I've been trying to create a simple finite element analysis script for determining the strains and stresses in 3-D structures composed of a linearly elastic isotropic material.
I've found a couple of examples of something similar to what I'd like to do here for the 3D structures, and also here in a simplified 2D version (Go to "Deformation of a Beam under load" section).
My current issue is that I don't understand the equation input as the PDE. It looks like it might be related to the Navier-Cauchy Equation, i.e.
$$\left( \lambda+\mu\right)*\nabla(\nabla \cdot u)+\mu *\nabla^2u+F=0$$ Where:
$\ F$ is the force vector
$\mu$ is the second Lame parameter
$\lambda$ is the first Lame parameter/ Shear Modulus
$\ u$ is the displacement vector.
I'm not totally sure this is the equation used, and if it is I can't figure out how or why it was manipulated into the form used in these examples.
Any help would be greatly appreciated, thank you.

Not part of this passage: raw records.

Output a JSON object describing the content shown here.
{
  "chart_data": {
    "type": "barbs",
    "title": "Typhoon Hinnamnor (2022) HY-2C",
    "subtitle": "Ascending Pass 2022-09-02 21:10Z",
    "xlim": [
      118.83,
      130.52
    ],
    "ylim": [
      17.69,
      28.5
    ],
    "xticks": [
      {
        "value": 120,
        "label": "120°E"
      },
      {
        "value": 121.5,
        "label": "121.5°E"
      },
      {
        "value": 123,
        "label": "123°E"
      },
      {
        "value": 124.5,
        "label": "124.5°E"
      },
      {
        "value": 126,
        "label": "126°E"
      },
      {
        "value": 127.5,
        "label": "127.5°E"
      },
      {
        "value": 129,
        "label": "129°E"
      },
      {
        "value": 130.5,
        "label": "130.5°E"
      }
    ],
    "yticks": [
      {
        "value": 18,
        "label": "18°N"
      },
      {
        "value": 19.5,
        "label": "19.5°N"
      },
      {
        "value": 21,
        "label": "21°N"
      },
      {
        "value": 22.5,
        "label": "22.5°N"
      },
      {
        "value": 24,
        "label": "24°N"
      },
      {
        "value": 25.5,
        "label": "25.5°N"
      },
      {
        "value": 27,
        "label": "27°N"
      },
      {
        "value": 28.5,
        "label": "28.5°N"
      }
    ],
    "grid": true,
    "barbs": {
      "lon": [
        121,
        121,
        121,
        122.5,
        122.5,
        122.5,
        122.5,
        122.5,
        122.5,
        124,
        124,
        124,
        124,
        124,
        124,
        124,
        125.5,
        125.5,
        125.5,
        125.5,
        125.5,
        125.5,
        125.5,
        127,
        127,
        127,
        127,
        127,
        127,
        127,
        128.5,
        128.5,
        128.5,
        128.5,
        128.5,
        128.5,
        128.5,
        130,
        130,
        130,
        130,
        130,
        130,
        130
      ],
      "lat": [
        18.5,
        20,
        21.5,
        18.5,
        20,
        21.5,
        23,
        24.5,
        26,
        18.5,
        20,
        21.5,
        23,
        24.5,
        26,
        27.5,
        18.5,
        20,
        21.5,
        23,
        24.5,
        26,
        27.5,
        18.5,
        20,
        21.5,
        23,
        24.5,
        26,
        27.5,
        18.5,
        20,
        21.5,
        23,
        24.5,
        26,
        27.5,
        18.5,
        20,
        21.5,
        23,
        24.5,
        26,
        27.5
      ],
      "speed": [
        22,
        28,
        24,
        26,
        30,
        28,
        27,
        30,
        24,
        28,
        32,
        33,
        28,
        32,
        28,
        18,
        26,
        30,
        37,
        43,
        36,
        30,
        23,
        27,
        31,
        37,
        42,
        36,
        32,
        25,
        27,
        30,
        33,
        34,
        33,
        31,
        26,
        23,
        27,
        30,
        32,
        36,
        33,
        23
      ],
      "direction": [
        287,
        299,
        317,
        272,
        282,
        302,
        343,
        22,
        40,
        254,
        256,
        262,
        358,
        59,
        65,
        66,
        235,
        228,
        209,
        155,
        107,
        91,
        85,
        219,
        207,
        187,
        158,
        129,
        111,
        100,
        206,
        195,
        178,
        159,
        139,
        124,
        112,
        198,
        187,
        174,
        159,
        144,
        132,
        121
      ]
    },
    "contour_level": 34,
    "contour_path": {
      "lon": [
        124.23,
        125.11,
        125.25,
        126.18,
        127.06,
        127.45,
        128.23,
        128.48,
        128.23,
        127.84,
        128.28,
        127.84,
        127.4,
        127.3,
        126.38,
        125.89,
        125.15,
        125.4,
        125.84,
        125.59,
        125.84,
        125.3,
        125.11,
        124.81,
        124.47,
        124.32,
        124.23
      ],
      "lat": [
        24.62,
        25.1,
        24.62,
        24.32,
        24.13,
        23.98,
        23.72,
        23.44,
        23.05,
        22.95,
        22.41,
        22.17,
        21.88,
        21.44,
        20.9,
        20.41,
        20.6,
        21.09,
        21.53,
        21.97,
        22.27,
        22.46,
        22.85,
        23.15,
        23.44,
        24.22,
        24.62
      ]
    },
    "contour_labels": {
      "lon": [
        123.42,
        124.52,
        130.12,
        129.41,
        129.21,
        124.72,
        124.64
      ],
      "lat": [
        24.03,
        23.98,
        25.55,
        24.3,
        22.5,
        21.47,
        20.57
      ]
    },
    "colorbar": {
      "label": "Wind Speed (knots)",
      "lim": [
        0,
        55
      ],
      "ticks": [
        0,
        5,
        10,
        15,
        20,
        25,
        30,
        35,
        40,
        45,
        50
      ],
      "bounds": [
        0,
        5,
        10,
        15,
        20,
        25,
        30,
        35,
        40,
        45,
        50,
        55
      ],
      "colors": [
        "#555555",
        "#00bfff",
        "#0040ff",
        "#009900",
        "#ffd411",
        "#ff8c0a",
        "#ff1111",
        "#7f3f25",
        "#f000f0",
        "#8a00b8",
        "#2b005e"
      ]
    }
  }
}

It seems that they have simply written down the operator $$ \mathrm{div}\,\sigma(u) $$ explicitly in the corresponding dimensions. In linear elasticity, $$ \sigma(u) = 2 \mu\,\varepsilon(u) + \lambda\,\mathrm{tr}\,\varepsilon(u) I $$ and $$ \varepsilon(u) = \frac{1}{2}(\nabla u + \nabla u^T). $$ You can find a relationship between the Young's modulus, Poisson ratio $(Y,\nu)$ and the Lame parameters $(\mu,\lambda)$ from Wikipedia and work out the details by hand or by a CAS.